Sexta à noite. Passei mal o dia INTEIRO com vômito e diarreia, em jejum e de cama, com medo de comer alguma coisa e vomitar logo em seguida. Pensei, "é hoje que eu vou matar a curiosidade e conhecer essa espeteria. Se tiver que passar mal, que eu bata as botas e MORRA o mais rápido possível". Tomei um sal de fruta pra 'dar um grau' no estômago chiliquento e fui... Atravessei a esquina.

Chegando no local. Estava tocando uma mistura de música sertaneja com caipira. Música caipira, eu sempre gostei. Mas sertanejo, eu sempre gosto de lembrar aos adeptos, "quando Chitãozinho & Xororó surgiram na década de 80 'inaugurando em larga escala' esse estilo, o nome do ritmo era 'brega'. 'Sertanejo', originalmente falando, era o que o Sérgio Reis, o Almir Sater e outros grandes nomes da música brasileira faziam na época. As gravadoras de discos forçaram a barra e passaram a chamar 'brega' de 'sertanejo', e o 'sertanejo original' passou a ser chamado de 'caipira' pra, então, lançarem Leandro & Leonardo e Zezé Di Camargo & Luciano porque seria mais comercialmente viável lançá-los com o nome de 'sertanejo' do que o nome verdadeiro 'brega'. E, desde então, vemos esse troca-troca pelas rádios e bares brasileiros"...
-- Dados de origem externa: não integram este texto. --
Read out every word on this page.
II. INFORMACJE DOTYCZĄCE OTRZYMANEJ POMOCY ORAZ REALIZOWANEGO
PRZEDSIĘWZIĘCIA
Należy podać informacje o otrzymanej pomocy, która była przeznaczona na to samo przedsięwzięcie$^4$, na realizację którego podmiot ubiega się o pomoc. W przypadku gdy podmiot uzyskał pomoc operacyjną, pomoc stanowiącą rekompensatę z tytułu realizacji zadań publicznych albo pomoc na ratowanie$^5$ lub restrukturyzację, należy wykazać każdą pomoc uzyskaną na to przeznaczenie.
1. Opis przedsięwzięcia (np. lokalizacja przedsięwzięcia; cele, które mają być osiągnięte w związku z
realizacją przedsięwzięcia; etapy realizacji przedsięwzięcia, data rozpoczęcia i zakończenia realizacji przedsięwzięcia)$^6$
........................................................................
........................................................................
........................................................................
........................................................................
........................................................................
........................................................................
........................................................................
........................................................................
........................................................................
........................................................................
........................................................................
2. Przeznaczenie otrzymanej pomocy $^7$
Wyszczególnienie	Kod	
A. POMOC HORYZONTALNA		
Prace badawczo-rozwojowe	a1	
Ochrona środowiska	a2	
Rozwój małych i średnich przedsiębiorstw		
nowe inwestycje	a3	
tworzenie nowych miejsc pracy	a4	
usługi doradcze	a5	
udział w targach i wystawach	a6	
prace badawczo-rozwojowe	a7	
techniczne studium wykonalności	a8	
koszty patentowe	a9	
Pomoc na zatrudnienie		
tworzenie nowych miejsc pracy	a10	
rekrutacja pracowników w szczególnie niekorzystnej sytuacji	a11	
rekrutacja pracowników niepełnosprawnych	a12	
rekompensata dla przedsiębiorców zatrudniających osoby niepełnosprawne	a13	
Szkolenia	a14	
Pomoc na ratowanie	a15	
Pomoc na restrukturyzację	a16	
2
Mas, então, chegando no local, havia música ao vivo, uma mistura de brega e "sertanejo original". Se ficasse só no caipira, ou sertanejo "original", tudo bem. Tudo ótimo! Mas, como eu tenho um estopim "levemente" curto pra música brega (#PorqueYoNoSoyObrigado!), coloquei meu fone-de-ouvido e, escutando Oasis, analisei o cardápio do local (uma das curiosidades que me levaram até ali), e vi que o cardápio não me agradava muito. Muito espeto de carne. Eu gosto de carne, sinto prazer em comer carne, mas nunca fui viciado. Gosto, mas passo meses sem comer e não sinto falta nenhuma. E, numa espeteria, eu costumo gostar de experimentar o que eles têm além de carne. Queijos e, talvez, carnes mais leves, como salsicha e presunto. Mas não vou a uma espeteria pra comer alcatra nem picanha, por exemplo. Como lá não tinha quase nada a não ser carne "pesada", pedi uma porção de fritas com queijo e um suco de laranja. Apesar do cardápio não muito bom, a rapidez do atendimento me assustou bastante... Chegaram a batata e o suco em pouquíssimos minutos. Ouvindo o meu rock britânico no media player, o show ao vivo acabou. Acabando a baranguice ao vivo, tirei os fones-de-ouvido e passei a comer e beber prestando atenção nas mesas à minha volta.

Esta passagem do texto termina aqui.